News Pick "Capble of Test"
Authored by: Anonymous on Monday, June 25 2012 @ 07:05 PM EDT
Surely the idea of turning on a heater when the temperature falls is
sufficiently well known that it's application to heat a fuel cell is SO obvious
that it should not even be considered for patentability, regardless of the
source of the heat. Maybe the method of producing the heat from the fuel cell
itself might be patentable.

Surely the matter of weather the engine is going or not is totally immaterial as
there are many places in the US and elsewhere that require a source of power to
keep a vehicles engine/battery heated. Having a built in electrical source
makes it very easy and obvious.

[ Reply to This | Parent | # ]

News Pick "Capble of Test"
Authored by: PolR on Monday, June 25 2012 @ 07:21 PM EDT
I think the point of posting this news pick is that a patent attorney can drop a
"capable of" clause" in a patent claim and a computer programmed
to do this capacity, no matter how programmed, will infringe on this clause.

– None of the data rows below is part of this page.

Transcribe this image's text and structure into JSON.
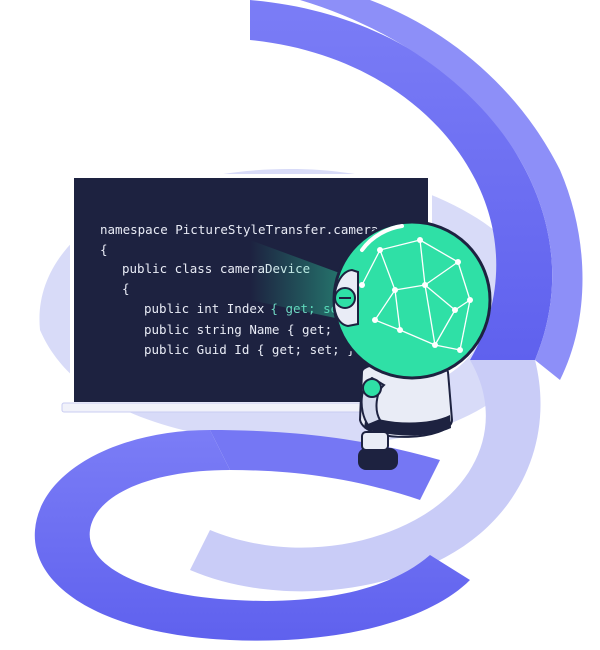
{
  "code": {
    "lines": [
      "namespace PictureStyleTransfer.camera",
      "{",
      "public class cameraDevice",
      "{",
      "public int Index",
      "public string Name { get; set; }",
      "public Guid Id { get; set; }"
    ],
    "highlight": "{ get; set; }"
  },
  "colors": {
    "screen": "#1d2240",
    "ribbon_dark": "#6a6cf2",
    "ribbon_light": "#d6d9f8",
    "robot_head": "#2fe0a6",
    "robot_body": "#e9ecf6",
    "beam": "#2fe0a6"
  },
  "icons": {
    "robot": "robot-icon",
    "network": "neural-network-icon"
  }
}
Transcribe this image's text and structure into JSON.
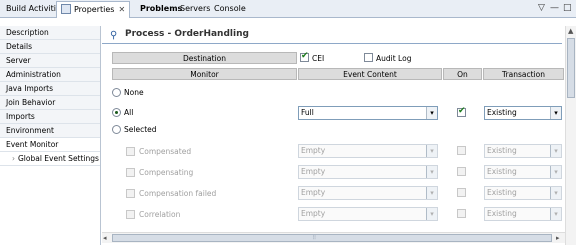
{
  "tabs": [
    {
      "label": "Build Activities",
      "active": false
    },
    {
      "label": "Properties",
      "active": true
    },
    {
      "label": "Problems",
      "active": false,
      "bold": true
    },
    {
      "label": "Servers",
      "active": false
    },
    {
      "label": "Console",
      "active": false
    }
  ],
  "window_controls": {
    "menu": "▽",
    "minimize": "—",
    "maximize": "□"
  },
  "nav": {
    "items": [
      "Description",
      "Details",
      "Server",
      "Administration",
      "Java Imports",
      "Join Behavior",
      "Imports",
      "Environment",
      "Event Monitor"
    ],
    "selected": "Event Monitor",
    "subitem": "Global Event Settings",
    "sub_marker": "›"
  },
  "process": {
    "title": "Process - OrderHandling"
  },
  "destination": {
    "header": "Destination",
    "cei_label": "CEI",
    "cei_checked": true,
    "audit_label": "Audit Log",
    "audit_checked": false
  },
  "columns": {
    "monitor": "Monitor",
    "event_content": "Event Content",
    "on": "On",
    "transaction": "Transaction"
  },
  "options": {
    "none": "None",
    "all": "All",
    "selected": "Selected",
    "selected_value": "All"
  },
  "all_row": {
    "event_content": "Full",
    "on": true,
    "transaction": "Existing"
  },
  "events": [
    {
      "label": "Compensated",
      "content": "Empty",
      "transaction": "Existing"
    },
    {
      "label": "Compensating",
      "content": "Empty",
      "transaction": "Existing"
    },
    {
      "label": "Compensation failed",
      "content": "Empty",
      "transaction": "Existing"
    },
    {
      "label": "Correlation",
      "content": "Empty",
      "transaction": "Existing"
    }
  ],
  "icons": {
    "dropdown": "▾",
    "scroll_up": "▲",
    "scroll_left": "◂",
    "scroll_right": "▸",
    "scroll_grip": "⦙⦙"
  }
}
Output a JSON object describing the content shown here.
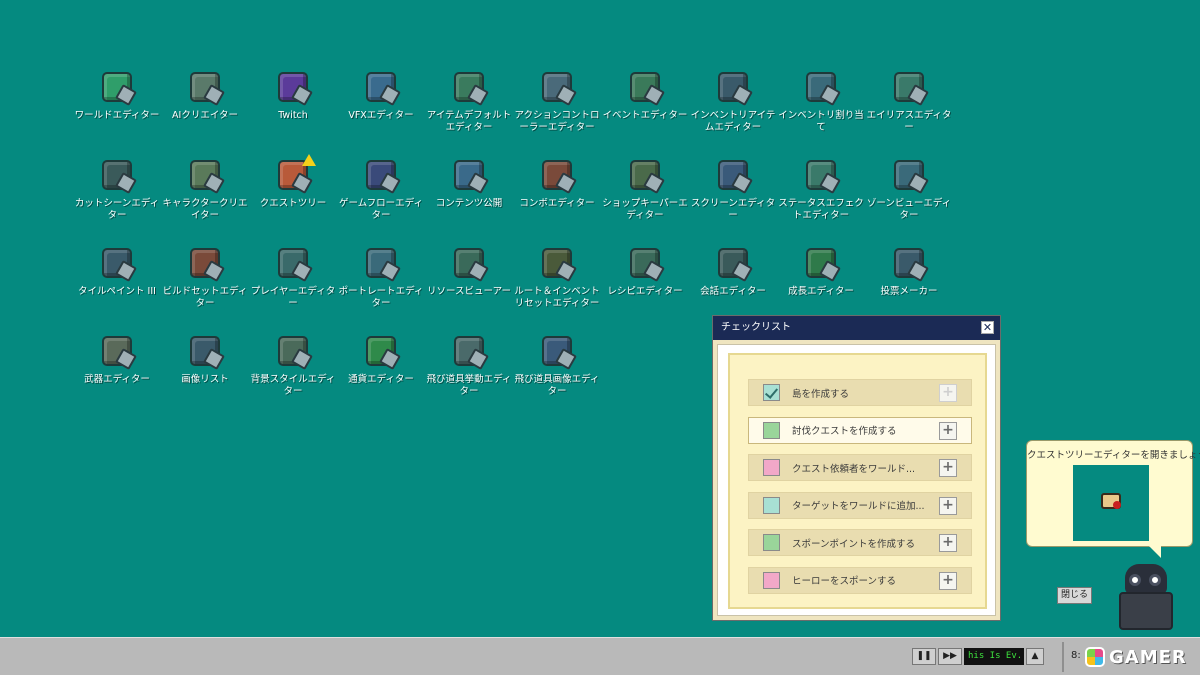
{
  "desktop": {
    "icons": [
      {
        "label": "ワールドエディター",
        "color": "#2f9e6a"
      },
      {
        "label": "AIクリエイター",
        "color": "#5a7a6a"
      },
      {
        "label": "Twitch",
        "color": "#5b3b9a"
      },
      {
        "label": "VFXエディター",
        "color": "#3a6b8e"
      },
      {
        "label": "アイテムデフォルトエディター",
        "color": "#3a7b5e"
      },
      {
        "label": "アクションコントローラーエディター",
        "color": "#4a6a7a"
      },
      {
        "label": "イベントエディター",
        "color": "#3a7a5a"
      },
      {
        "label": "インベントリアイテムエディター",
        "color": "#3a5a6a"
      },
      {
        "label": "インベントリ割り当て",
        "color": "#3a6a7a"
      },
      {
        "label": "エイリアスエディター",
        "color": "#3a7a6a"
      },
      {
        "label": "カットシーンエディター",
        "color": "#3a5a5a"
      },
      {
        "label": "キャラクタークリエイター",
        "color": "#5a7a5a"
      },
      {
        "label": "クエストツリー",
        "color": "#b85a3a",
        "warning": true
      },
      {
        "label": "ゲームフローエディター",
        "color": "#3a4a7a"
      },
      {
        "label": "コンテンツ公開",
        "color": "#3a6a8a"
      },
      {
        "label": "コンボエディター",
        "color": "#7a4a3a"
      },
      {
        "label": "ショップキーパーエディター",
        "color": "#4a6a4a"
      },
      {
        "label": "スクリーンエディター",
        "color": "#3a5a7a"
      },
      {
        "label": "ステータスエフェクトエディター",
        "color": "#3a7a6a"
      },
      {
        "label": "ゾーンビューエディター",
        "color": "#3a6a7a"
      },
      {
        "label": "タイルペイント III",
        "color": "#3a5a6a"
      },
      {
        "label": "ビルドセットエディター",
        "color": "#7a4a3a"
      },
      {
        "label": "プレイヤーエディター",
        "color": "#3a6a6a"
      },
      {
        "label": "ポートレートエディター",
        "color": "#3a6a7a"
      },
      {
        "label": "リソースビューアー",
        "color": "#3a6a5a"
      },
      {
        "label": "ルート＆インベントリセットエディター",
        "color": "#4a5a3a"
      },
      {
        "label": "レシピエディター",
        "color": "#3a6a5a"
      },
      {
        "label": "会話エディター",
        "color": "#3a5a5a"
      },
      {
        "label": "成長エディター",
        "color": "#2f7a4a"
      },
      {
        "label": "投票メーカー",
        "color": "#3a5a6a"
      },
      {
        "label": "武器エディター",
        "color": "#5a6a5a"
      },
      {
        "label": "画像リスト",
        "color": "#3a5a6a"
      },
      {
        "label": "背景スタイルエディター",
        "color": "#4a6a5a"
      },
      {
        "label": "通貨エディター",
        "color": "#2f8a4a"
      },
      {
        "label": "飛び道具挙動エディター",
        "color": "#4a6a6a"
      },
      {
        "label": "飛び道具画像エディター",
        "color": "#3a5a7a"
      }
    ]
  },
  "checklist": {
    "title": "チェックリスト",
    "close_glyph": "✕",
    "tasks": [
      {
        "text": "島を作成する",
        "box_color": "#a8e0d4",
        "checked": true,
        "active": false
      },
      {
        "text": "討伐クエストを作成する",
        "box_color": "#9ad59a",
        "checked": false,
        "active": true
      },
      {
        "text": "クエスト依頼者をワールド...",
        "box_color": "#f2a8c8",
        "checked": false,
        "active": false
      },
      {
        "text": "ターゲットをワールドに追加...",
        "box_color": "#a8e0d4",
        "checked": false,
        "active": false
      },
      {
        "text": "スポーンポイントを作成する",
        "box_color": "#9ad59a",
        "checked": false,
        "active": false
      },
      {
        "text": "ヒーローをスポーンする",
        "box_color": "#f2a8c8",
        "checked": false,
        "active": false
      }
    ],
    "plus_glyph": "+"
  },
  "hint": {
    "text": "クエストツリーエディターを開きましょう",
    "close_label": "閉じる"
  },
  "taskbar": {
    "pause_glyph": "❚❚",
    "next_glyph": "▶▶",
    "ticker_text": "his Is Ev...",
    "up_glyph": "▲",
    "clock": "8:",
    "logo_text": "GAMER"
  }
}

This is very broad because I don't see where the program is limited to a
specific algorithm.

[ Reply to This | Parent | # ]

News Pick "Capble of Test"
Authored by: Anonymous on Monday, June 25 2012 @ 09:06 PM EDT
IANAL. But how I read this was leading in the direction of saying "as if
it's not programmable". That is, here's a device that does X. Can it do
Y? Sure, if I reprogram it. But, as designed and sold, it's not capable of
that.

If things go the direction the article is hinting, then I think the result is
that we ignore whether something is programmable, and just look at what it
actually does. I think that would be an improvement.

MSS2

[ Reply to This | Parent | # ]

The prior art should not have been allowed either
Authored by: globularity on Tuesday, June 26 2012 @ 06:42 AM EDT
I will use this patent as a prime example of the rubbish the USPTO calls
inventions. I have no experience with fuel cells other than I know they produce
voltage have internal resistance and that they like to be warm. From that in the
time it took to read the news pick I had the idea of heating trace tape (called
a power resistor in the patent) connected the fuel cell output via a generic
temperature controller with a means to drive the setpoint. This is routine in
the process industries, a fuel cell is just another process element. The patent
mentions oil as the heat transfer medium so what, a heat transfer medium is
needed choose one suitable

So routine anybody of normal skill in this art would not even think of patenting
it or would be ashamed to, it takes somebody with no skill in this art or no
shame to patent it.

---
Windows vista, a marriage between operating system and trojan horse.